TONRA: My parents were very influential on my listening from when I was a small child. I was spoiled by good music. My parents have very good taste. My dad is really into Neil Young and Bob Dylan. My mom is into David Bowie and that era. I was brought up listening to those legendary artists. When I was a teenager, I was totally in love with Jeff Buckley. He definitely influenced me in my late teens. I’m getting quite into electronic music. That’s probably Igor’s influence on me, I like everything. I’m drawn into sad music. I quite like listening to depressing stuff in a strange way.

KAPLAN: Me, too. How did you come up with Daughter as your band name?

TONRA: It’s not a very interesting story. I just one day thought about this word. I didn’t want the band to be under my name. I wanted the band to be known as a collaborative project. I wouldn’t have felt comfortable with it as my first name. I found the word Daughter. I thought it was an interesting looking word. It looks quite strange, and it looks like it’s spelled incorrectly.  I like the look of the word and the reference to vulnerability. It was also reminiscent of childhood, femininity and stuff. I don’t think the boys mind that it’s a feminine word. They worked with the music for us. It’s strange for us to go under a name. We’d never done that before. It took some adjusting. We had to explain that we were called Daughter, and we were a band. I think now it works for us, and we like it.

KAPLAN: Which song is closest to your heart, and why?

TONRA: For the album, I’m really proud of “Lifeforms.” It’s quite different from the rest of the material we’ve got. I think lyrically it really explored a topic that I wanted to explore previously, and I never wanted to go there because it’s pretty grim. I’m proud that it turned out the way it has. Especially live. I’m really looking forward to playing it. I’m not someone that’s like, “I love my own work.” I’m slightly self-critical and a bit of a perfectionist. Material-wise, it’s a good achievement.

KAPLAN: You’re very young, but your voice is full of so much experience. Do you get mistaken for being older than you are?

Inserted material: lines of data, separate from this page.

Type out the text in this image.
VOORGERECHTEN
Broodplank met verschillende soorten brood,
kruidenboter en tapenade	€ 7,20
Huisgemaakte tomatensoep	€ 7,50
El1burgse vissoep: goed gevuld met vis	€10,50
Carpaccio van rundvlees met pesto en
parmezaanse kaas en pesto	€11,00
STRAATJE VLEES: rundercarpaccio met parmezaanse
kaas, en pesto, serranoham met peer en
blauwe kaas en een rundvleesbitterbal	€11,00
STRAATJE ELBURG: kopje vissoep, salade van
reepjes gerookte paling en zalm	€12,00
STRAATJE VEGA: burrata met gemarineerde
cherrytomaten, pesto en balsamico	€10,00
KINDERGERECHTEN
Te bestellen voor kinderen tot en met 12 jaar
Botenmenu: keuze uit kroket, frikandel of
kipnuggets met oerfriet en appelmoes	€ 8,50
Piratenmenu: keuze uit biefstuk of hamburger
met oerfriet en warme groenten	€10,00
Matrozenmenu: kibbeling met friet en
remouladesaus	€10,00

TONRA: I don’t know, really. I think a lot of people know my age because it’s quite readily available. Some blogs said how old I was earlier on. I don’t really know. I don’t really have a clue. I think in how I feel about myself, I wish I’d been younger when I was younger. I think I grew up a bit quickly. I wish I was younger than I am in my head. I feel like an old lady for various reasons. I have a yearning to live out my childhood and teenage years and have a bit more fun than I actually did. You can’t really reverse anything now. It’s really good writing material.